Have you talked to your administrator or boss? Honestly if you were my employee and I valued what you do I would want to find a way to help you find a balance between work and life. Also, for what it is worth I have been down this road. Part of climbing out of it including allowing myself to unplug on occasion, learning that it is ok to delegate and then finally being able to hire help.
 
Once you retire nobody will remember or care what you did for work but your family will remember what kind of mood you were always in. Also, the extra time it is costing you will never come back.

I am unable to relate as my husband and I started our own business early in life. Although we traveled extensively and constantly on business, since we owned our own business we took our children with us a lot.
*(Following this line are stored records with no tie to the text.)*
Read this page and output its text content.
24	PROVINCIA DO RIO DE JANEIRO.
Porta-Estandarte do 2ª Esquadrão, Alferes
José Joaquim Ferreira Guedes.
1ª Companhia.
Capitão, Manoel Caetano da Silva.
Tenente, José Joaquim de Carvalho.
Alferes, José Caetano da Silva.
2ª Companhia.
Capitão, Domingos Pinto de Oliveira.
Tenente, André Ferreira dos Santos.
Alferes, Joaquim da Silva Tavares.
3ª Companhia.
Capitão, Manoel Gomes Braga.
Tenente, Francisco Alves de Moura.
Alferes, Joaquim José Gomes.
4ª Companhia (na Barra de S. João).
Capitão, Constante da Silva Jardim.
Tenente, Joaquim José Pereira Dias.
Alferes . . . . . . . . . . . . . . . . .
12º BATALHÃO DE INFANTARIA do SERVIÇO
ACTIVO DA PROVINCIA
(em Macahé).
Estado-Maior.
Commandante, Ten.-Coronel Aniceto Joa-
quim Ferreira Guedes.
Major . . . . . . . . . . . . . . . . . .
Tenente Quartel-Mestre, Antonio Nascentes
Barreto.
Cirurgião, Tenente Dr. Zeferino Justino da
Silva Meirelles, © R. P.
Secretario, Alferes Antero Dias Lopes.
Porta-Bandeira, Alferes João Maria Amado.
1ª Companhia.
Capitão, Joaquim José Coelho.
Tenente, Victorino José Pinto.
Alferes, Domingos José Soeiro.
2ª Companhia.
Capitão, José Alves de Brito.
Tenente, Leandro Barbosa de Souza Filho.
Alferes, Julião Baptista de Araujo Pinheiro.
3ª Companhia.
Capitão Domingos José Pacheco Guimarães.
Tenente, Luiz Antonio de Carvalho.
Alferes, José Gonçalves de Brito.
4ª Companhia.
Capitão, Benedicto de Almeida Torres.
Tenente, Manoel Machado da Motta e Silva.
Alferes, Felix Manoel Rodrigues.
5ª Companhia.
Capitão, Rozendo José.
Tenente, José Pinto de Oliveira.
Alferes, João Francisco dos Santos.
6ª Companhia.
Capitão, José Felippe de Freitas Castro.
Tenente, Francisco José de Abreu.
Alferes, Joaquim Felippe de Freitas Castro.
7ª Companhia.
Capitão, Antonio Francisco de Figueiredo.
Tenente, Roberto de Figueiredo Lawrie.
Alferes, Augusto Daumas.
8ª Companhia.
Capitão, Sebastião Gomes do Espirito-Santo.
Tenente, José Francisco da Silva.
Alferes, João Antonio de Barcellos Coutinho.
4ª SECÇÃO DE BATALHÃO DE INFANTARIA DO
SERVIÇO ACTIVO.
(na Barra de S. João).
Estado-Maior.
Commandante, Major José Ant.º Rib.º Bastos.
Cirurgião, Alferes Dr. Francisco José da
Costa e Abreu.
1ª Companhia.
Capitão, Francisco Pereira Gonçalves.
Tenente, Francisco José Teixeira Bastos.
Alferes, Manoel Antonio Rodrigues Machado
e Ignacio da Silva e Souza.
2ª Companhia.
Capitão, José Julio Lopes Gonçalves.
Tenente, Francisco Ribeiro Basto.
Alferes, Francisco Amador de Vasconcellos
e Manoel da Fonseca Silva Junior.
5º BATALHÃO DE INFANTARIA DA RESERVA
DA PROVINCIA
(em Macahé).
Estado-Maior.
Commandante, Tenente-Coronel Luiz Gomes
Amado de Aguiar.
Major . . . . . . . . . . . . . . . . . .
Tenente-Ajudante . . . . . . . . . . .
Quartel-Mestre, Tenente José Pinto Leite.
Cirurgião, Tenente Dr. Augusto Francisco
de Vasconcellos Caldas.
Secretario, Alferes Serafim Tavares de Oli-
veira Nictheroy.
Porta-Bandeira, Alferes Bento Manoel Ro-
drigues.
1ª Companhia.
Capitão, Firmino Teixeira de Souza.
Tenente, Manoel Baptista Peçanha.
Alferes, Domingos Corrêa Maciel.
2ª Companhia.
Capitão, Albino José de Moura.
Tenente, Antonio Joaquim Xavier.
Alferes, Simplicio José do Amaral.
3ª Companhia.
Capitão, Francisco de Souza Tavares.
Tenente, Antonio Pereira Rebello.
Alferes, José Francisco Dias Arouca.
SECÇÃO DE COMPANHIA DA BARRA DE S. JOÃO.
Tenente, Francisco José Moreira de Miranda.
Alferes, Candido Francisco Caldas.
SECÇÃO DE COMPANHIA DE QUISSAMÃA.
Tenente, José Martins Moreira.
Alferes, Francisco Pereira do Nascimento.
I mentioned the part about the children to illustrate and/or expand on the post I quoted above. Almost all conversations about the past with children and grandchildren involve "what we did together"

SFC B is correct on both points. Nobody and I mean nobody, but your family will remember --or care.

And his second point is just as important. You can never get yesterday back, but you can certainly make choices today regarding the future. " It is not the years in ones life but the life in those years "

Salmonchaser : Amen brother, amen. I am so grateful that we sold the business when we did and retired as he was gone a few years later.

Salmonchaser has a tough life : he fishes and chases bears in Alaska for a few months, then returns to Oregon and chases Elk and when all of that gets boring he bird hunts. He has some beautiful dogs. Tough life but somebody has to do it !
 
I am dealing with the same type of issues your having and I am a little over 3 years until I can retire from a LE career. I went and saw my Doctor and had my blood checked. I have some things that are out of the normal range and I am working on it. What has seemed to help me is working out/running/hiking, I started cutting as much sugar and processed foods as I can out of my diet and use MountainOps slumber when I feel that I am not getting enough rest. Since mid July I am down 12-13 pounds, blood pressure is down and I am sleeping better. I am also passing on a promotional exam that is up coming because it’s not worth the headache this late in my career and I have zero desire to go back to straight midnights.